Davon gehe ich aus. Es handelt sich um JJ4, die Schwester von Bruno und JJ3.
Warum lässt man Problembären nicht am Leben und bringt sie, wie etwa Brunos Mutter Jurka, in ein Gehege?
Aus unserer Sicht ist es ethisch problematisch, aus einem in der Wildnis aufgewachsenen Tier auf einmal ein Zootier machen zu wollen. In der Regel haben diese Tiere dann schwere Verhaltensstörungen und entwickeln Stereotype. Für uns war das nie eine Option.
Der dramatische Tod des jungen Mannes in der italienischen Gemeinde Caldes hat die Diskussion erneut entfacht, ob es in unserer heutigen Gesellschaft überhaupt Platz für Bären hat.

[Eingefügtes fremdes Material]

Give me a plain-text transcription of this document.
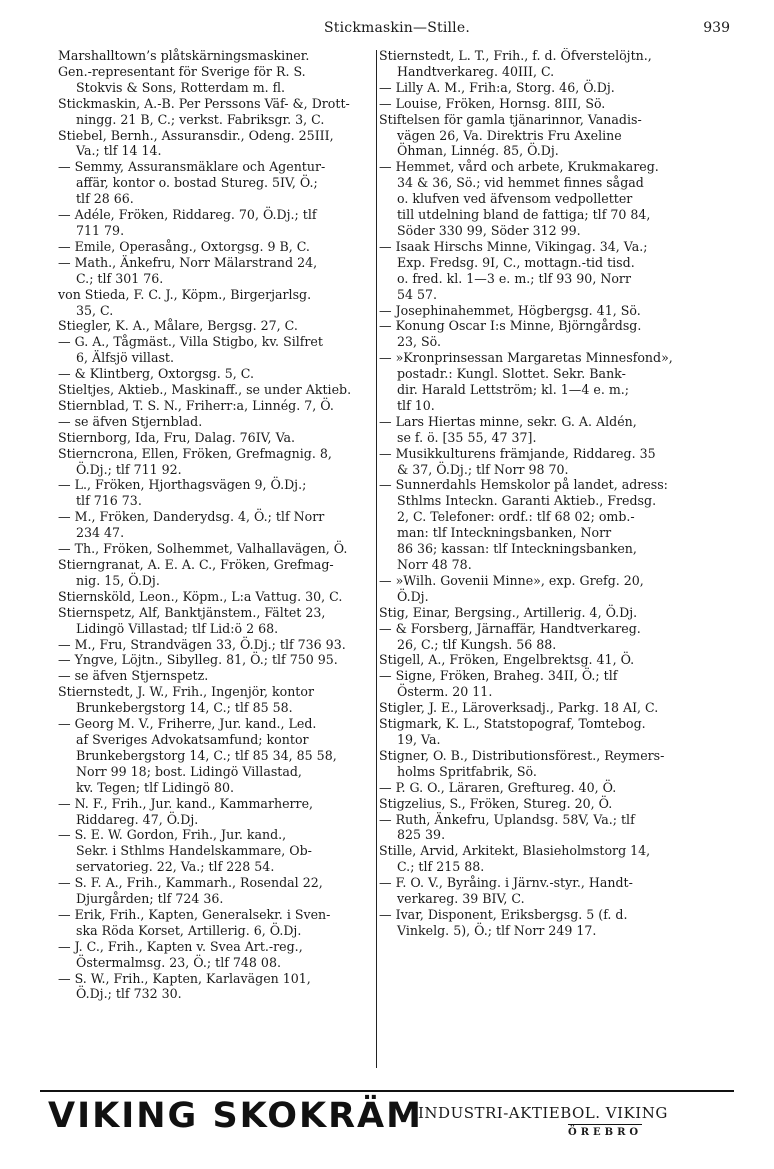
Stickmaskin—Stille.	939

Marshalltown’s plåtskärningsmaskiner.

Gen.-representant för Sverige för R. S.

Stokvis & Sons, Rotterdam m. fl.

Stickmaskin, A.-B. Per Perssons Väf- &, Drott-

ningg. 21 B, C.; verkst. Fabriksgr. 3, C.

Stiebel, Bernh., Assuransdir., Odeng. 25III,

Va.; tlf 14 14.

— Semmy, Assuransmäklare och Agentur-

affär, kontor o. bostad Stureg. 5IV, Ö.;

tlf 28 66.

— Adéle, Fröken, Riddareg. 70, Ö.Dj.; tlf

711 79.

— Emile, Operasång., Oxtorgsg. 9 B, C.

— Math., Änkefru, Norr Mälarstrand 24,

C.; tlf 301 76.

von Stieda, F. C. J., Köpm., Birgerjarlsg.

35, C.

Stiegler, K. A., Målare, Bergsg. 27, C.

— G. A., Tågmäst., Villa Stigbo, kv. Silfret

6, Älfsjö villast.

— & Klintberg, Oxtorgsg. 5, C.

Stieltjes, Aktieb., Maskinaff., se under Aktieb.

Stiernblad, T. S. N., Friherr:a, Linnég. 7, Ö.

— se äfven Stjernblad.

Stiernborg, Ida, Fru, Dalag. 76IV, Va.

Stierncrona, Ellen, Fröken, Grefmagnig. 8,

Ö.Dj.; tlf 711 92.

— L., Fröken, Hjorthagsvägen 9, Ö.Dj.;

tlf 716 73.

— M., Fröken, Danderydsg. 4, Ö.; tlf Norr

234 47.

— Th., Fröken, Solhemmet, Valhallavägen, Ö.

Stierngranat, A. E. A. C., Fröken, Grefmag-

nig. 15, Ö.Dj.

Stiernsköld, Leon., Köpm., L:a Vattug. 30, C.

Stiernspetz, Alf, Banktjänstem., Fältet 23,

Lidingö Villastad; tlf Lid:ö 2 68.

— M., Fru, Strandvägen 33, Ö.Dj.; tlf 736 93.

— Yngve, Löjtn., Sibylleg. 81, Ö.; tlf 750 95.

— se äfven Stjernspetz.

Stiernstedt, J. W., Frih., Ingenjör, kontor

Brunkebergstorg 14, C.; tlf 85 58.

— Georg M. V., Friherre, Jur. kand., Led.

af Sveriges Advokatsamfund; kontor

Brunkebergstorg 14, C.; tlf 85 34, 85 58,

Norr 99 18; bost. Lidingö Villastad,

kv. Tegen; tlf Lidingö 80.

— N. F., Frih., Jur. kand., Kammarherre,

Riddareg. 47, Ö.Dj.

— S. E. W. Gordon, Frih., Jur. kand.,

Sekr. i Sthlms Handelskammare, Ob-

servatorieg. 22, Va.; tlf 228 54.

— S. F. A., Frih., Kammarh., Rosendal 22,

Djurgården; tlf 724 36.

— Erik, Frih., Kapten, Generalsekr. i Sven-

ska Röda Korset, Artillerig. 6, Ö.Dj.

— J. C., Frih., Kapten v. Svea Art.-reg.,

Östermalmsg. 23, Ö.; tlf 748 08.

— S. W., Frih., Kapten, Karlavägen 101,

Ö.Dj.; tlf 732 30.

Stiernstedt, L. T., Frih., f. d. Öfverstelöjtn.,

Handtverkareg. 40III, C.

— Lilly A. M., Frih:a, Storg. 46, Ö.Dj.

— Louise, Fröken, Hornsg. 8III, Sö.

Stiftelsen för gamla tjänarinnor, Vanadis-

vägen 26, Va. Direktris Fru Axeline

Öhman, Linnég. 85, Ö.Dj.

— Hemmet, vård och arbete, Krukmakareg.

34 & 36, Sö.; vid hemmet finnes sågad

o. klufven ved äfvensom vedpolletter

till utdelning bland de fattiga; tlf 70 84,

Söder 330 99, Söder 312 99.

— Isaak Hirschs Minne, Vikingag. 34, Va.;

Exp. Fredsg. 9I, C., mottagn.-tid tisd.

o. fred. kl. 1—3 e. m.; tlf 93 90, Norr

54 57.

— Josephinahemmet, Högbergsg. 41, Sö.

— Konung Oscar I:s Minne, Björngårdsg.

23, Sö.

— »Kronprinsessan Margaretas Minnesfond»,

postadr.: Kungl. Slottet. Sekr. Bank-

dir. Harald Lettström; kl. 1—4 e. m.;

tlf 10.

— Lars Hiertas minne, sekr. G. A. Aldén,

se f. ö. [35 55, 47 37].

— Musikkulturens främjande, Riddareg. 35

& 37, Ö.Dj.; tlf Norr 98 70.

— Sunnerdahls Hemskolor på landet, adress:

Sthlms Inteckn. Garanti Aktieb., Fredsg.

2, C. Telefoner: ordf.: tlf 68 02; omb.-

man: tlf Inteckningsbanken, Norr

86 36; kassan: tlf Inteckningsbanken,

Norr 48 78.

— »Wilh. Govenii Minne», exp. Grefg. 20,

Ö.Dj.

Stig, Einar, Bergsing., Artillerig. 4, Ö.Dj.

— & Forsberg, Järnaffär, Handtverkareg.

26, C.; tlf Kungsh. 56 88.

Stigell, A., Fröken, Engelbrektsg. 41, Ö.

— Signe, Fröken, Braheg. 34II, Ö.; tlf

Österm. 20 11.

Stigler, J. E., Läroverksadj., Parkg. 18 AI, C.

Stigmark, K. L., Statstopograf, Tomtebog.

19, Va.

Stigner, O. B., Distributionsförest., Reymers-

holms Spritfabrik, Sö.

— P. G. O., Läraren, Greftureg. 40, Ö.

Stigzelius, S., Fröken, Stureg. 20, Ö.

— Ruth, Änkefru, Uplandsg. 58V, Va.; tlf

825 39.

Stille, Arvid, Arkitekt, Blasieholmstorg 14,

C.; tlf 215 88.

— F. O. V., Byråing. i Järnv.-styr., Handt-

verkareg. 39 BIV, C.

— Ivar, Disponent, Eriksbergsg. 5 (f. d.

Vinkelg. 5), Ö.; tlf Norr 249 17.

VIKING SKOKRÄM
INDUSTRI-AKTIEBOL. VIKING
ÖREBRO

Der Groll der einheimischen Bevölkerung ist verständlich, und gleichzeitig ist die Akzeptanz der einheimischen Bevölkerung gegenüber Bären entscheidend für die Existenz einer Bärenpopulation. Es ist deshalb sehr wichtig, die Bevölkerung für das Zusammenleben mit Bären zu sensibilisieren und bei Problembären entsprechend zu handeln. Nicht zu vergessen dabei ist, dass solche Bären nur selten vorkommen und nur einen kleinen Teil der Population ausmachen.